Entre solidariedade e resistência, pesquisa presente no romance "Sangue Neon" desnuda histórias invisíveis sobre a doença
Nos anos 1980 e 1990, o medo tinha um nome: AIDS. A Síndrome da Imunodeficiência Adquirida surgia como uma sentença de morte, enquanto o Brasil — e o mundo — lidavam com o completo desconhecido.
Se você viveu aquela época, talvez se lembre das manchetes alarmantes, das campanhas cheias de tabus e dos olhares de desconfiança. Se não viveu, quem sabe nunca tenha ouvido falar do silêncio que se impôs sobre aqueles que adoeciam — nem da coragem de quem decidiu rompê-lo.
Nos hospitais, leitos inteiros eram isolados, pacientes abandonados pelas famílias, médicos sem respostas. Nos aeroportos, comissários de bordo escondiam os medicamentos proibidos na bagagem. Em festas e bares, mulheres fingiam namoros com amigos gays para protegê-los de um sistema que os condenava antes mesmo da doença.
Foi nessa rede de resistência — clandestina, improvisada, mas movida por amor — que surgiu uma nova forma de enfrentar a epidemia. Enquanto o governo hesitava, pessoas comuns se tornavam heróis. E é nesse cenário que se desenrola 'Sangue Neon', romance histórico do médico e escritor Marcelo Henrique Silva. A seguir, descubra seis fatos pouco conhecidos sobre a trajetória da AIDS no Brasil que você encontra nas páginas do livro:
Nos anos críticos da epidemia, comissários contrabandeavam remédios para HIV dos EUA e França, escondendo frascos nas malas. No Galeão, um "guichê clandestino" fazia a distribuição discreta.
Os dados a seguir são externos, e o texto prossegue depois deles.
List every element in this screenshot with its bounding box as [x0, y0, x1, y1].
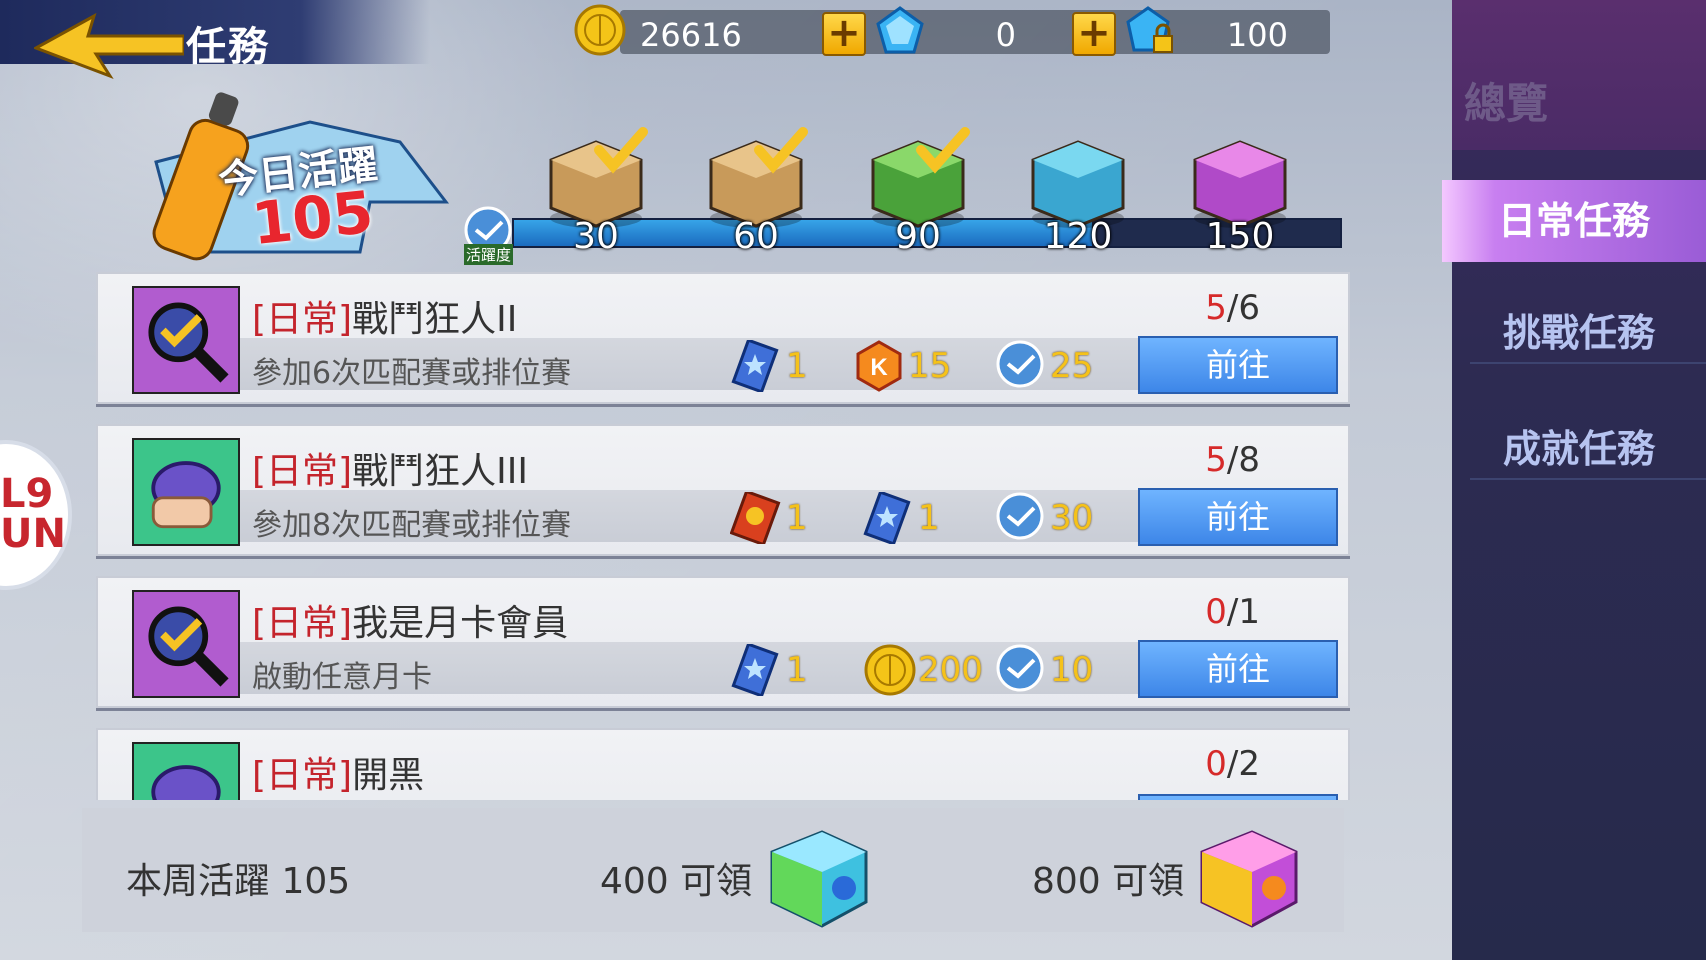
task-progress-total: /2 [1226, 744, 1260, 784]
task-title: [日常]戰鬥狂人II [252, 290, 517, 342]
task-progress-total: /8 [1226, 440, 1260, 480]
task-description: 啟動任意月卡 [252, 660, 432, 695]
coin-count: 26616 [640, 16, 742, 54]
add-coins-button[interactable]: + [822, 12, 866, 56]
skill-card-icon [731, 340, 779, 392]
milestone-value: 120 [1043, 216, 1113, 257]
task-title: [日常]戰鬥狂人III [252, 442, 528, 494]
task-name: 戰鬥狂人III [352, 451, 528, 492]
activity-points-icon [996, 492, 1044, 540]
currency-bar: 26616 + 0 + 100 [574, 4, 1330, 56]
weekly-reward-box-400-icon[interactable] [762, 822, 872, 932]
reward-amount: 15 [908, 346, 952, 386]
basketball-hand-icon [132, 742, 240, 800]
milestone-value: 150 [1205, 216, 1275, 257]
task-progress-current: 5 [1205, 288, 1227, 328]
diamond-icon [876, 6, 924, 54]
sidebar-item-daily-tasks[interactable]: 日常任務 [1442, 180, 1706, 262]
task-name: 我是月卡會員 [352, 603, 569, 644]
locked-diamond-count: 100 [1226, 16, 1288, 54]
magnifier-check-icon [132, 286, 240, 394]
task-name: 開黑 [352, 755, 425, 796]
k-token-icon: K [856, 340, 902, 392]
task-list: [日常]戰鬥狂人II 參加6次匹配賽或排位賽 5/6 1 K 15 25 前往 … [96, 270, 1350, 800]
activity-points-icon [996, 644, 1044, 692]
weekly-activity-bar: 本周活躍 105 400 可領 800 可領 [82, 808, 1344, 932]
sidebar-divider [1470, 362, 1706, 364]
task-progress-current: 0 [1205, 744, 1227, 784]
milestone-value: 90 [895, 216, 941, 257]
diamond-count: 0 [995, 16, 1016, 54]
task-card: [日常]我是月卡會員 啟動任意月卡 0/1 1 200 10 前往 [96, 576, 1350, 708]
go-button[interactable] [1138, 794, 1338, 800]
skill-card-icon [863, 492, 911, 544]
task-progress: 5/8 [1205, 440, 1260, 480]
task-description: 參加6次匹配賽或排位賽 [252, 356, 572, 391]
go-button[interactable]: 前往 [1138, 488, 1338, 546]
task-card: [日常]戰鬥狂人II 參加6次匹配賽或排位賽 5/6 1 K 15 25 前往 [96, 272, 1350, 404]
go-button[interactable]: 前往 [1138, 336, 1338, 394]
skill-book-icon [730, 492, 781, 544]
weekly-reward-box-800-icon[interactable] [1192, 822, 1302, 932]
task-tag: [日常] [252, 299, 353, 340]
activity-points-icon [996, 340, 1044, 388]
milestone-value: 30 [573, 216, 619, 257]
gold-coin-icon [574, 4, 626, 56]
svg-text:K: K [870, 354, 888, 381]
locked-diamond-icon [1126, 6, 1173, 53]
task-description: 參加8次匹配賽或排位賽 [252, 508, 572, 543]
floating-logo-text: L9 UN [0, 471, 66, 557]
task-card: [日常]戰鬥狂人III 參加8次匹配賽或排位賽 5/8 1 1 30 前往 [96, 424, 1350, 556]
task-tag: [日常] [252, 451, 353, 492]
task-progress-current: 0 [1205, 592, 1227, 632]
reward-amount: 1 [786, 346, 808, 386]
add-diamonds-button[interactable]: + [1072, 12, 1116, 56]
basketball-hand-icon [132, 438, 240, 546]
magnifier-check-icon [132, 590, 240, 698]
sidebar-overview[interactable]: 總覽 [1464, 70, 1548, 131]
reward-amount: 200 [918, 650, 983, 690]
milestone-value: 60 [733, 216, 779, 257]
task-name: 戰鬥狂人II [352, 299, 518, 340]
go-button[interactable]: 前往 [1138, 640, 1338, 698]
reward-amount: 25 [1050, 346, 1094, 386]
task-card: [日常]開黑 0/2 [96, 728, 1350, 800]
task-tag: [日常] [252, 755, 353, 796]
reward-amount: 1 [918, 498, 940, 538]
weekly-reward-400-label: 400 可領 [600, 861, 753, 902]
task-progress-current: 5 [1205, 440, 1227, 480]
reward-amount: 30 [1050, 498, 1094, 538]
task-progress: 0/2 [1205, 744, 1260, 784]
activity-points-label: 活躍度 [464, 244, 514, 265]
page-title: 任務 [186, 24, 270, 70]
task-progress: 0/1 [1205, 592, 1260, 632]
sidebar-divider [1470, 478, 1706, 480]
task-progress-total: /1 [1226, 592, 1260, 632]
back-arrow-icon[interactable] [34, 10, 184, 80]
task-progress: 5/6 [1205, 288, 1260, 328]
weekly-activity-label: 本周活躍 105 [126, 861, 351, 902]
daily-activity-value: 105 [248, 177, 377, 259]
sidebar: 總覽 日常任務 挑戰任務 成就任務 [1442, 0, 1706, 960]
skill-card-icon [731, 644, 779, 696]
task-title: [日常]開黑 [252, 746, 424, 798]
reward-amount: 10 [1050, 650, 1094, 690]
gold-coin-icon [864, 644, 916, 696]
task-progress-total: /6 [1226, 288, 1260, 328]
task-tag: [日常] [252, 603, 353, 644]
reward-amount: 1 [786, 650, 808, 690]
reward-amount: 1 [786, 498, 808, 538]
task-title: [日常]我是月卡會員 [252, 594, 568, 646]
weekly-reward-800-label: 800 可領 [1032, 861, 1185, 902]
Com a AIDS avançando, muitos gays foram abandonados pelas famílias. Para protegê-los do preconceito, mulheres fingiam ser namoradas em festas, consultas e funerais, garantindo-lhes dignidade e acolhimento.
Nos anos de medo e discriminação, a travesti nordestina Brenda Lee criou o primeiro abrigo para pessoas com HIV no Brasil. Em São Paulo, ofereceu moradia e cuidados a quem foi rejeitado, tornando-se símbolo da luta contra a exclusão.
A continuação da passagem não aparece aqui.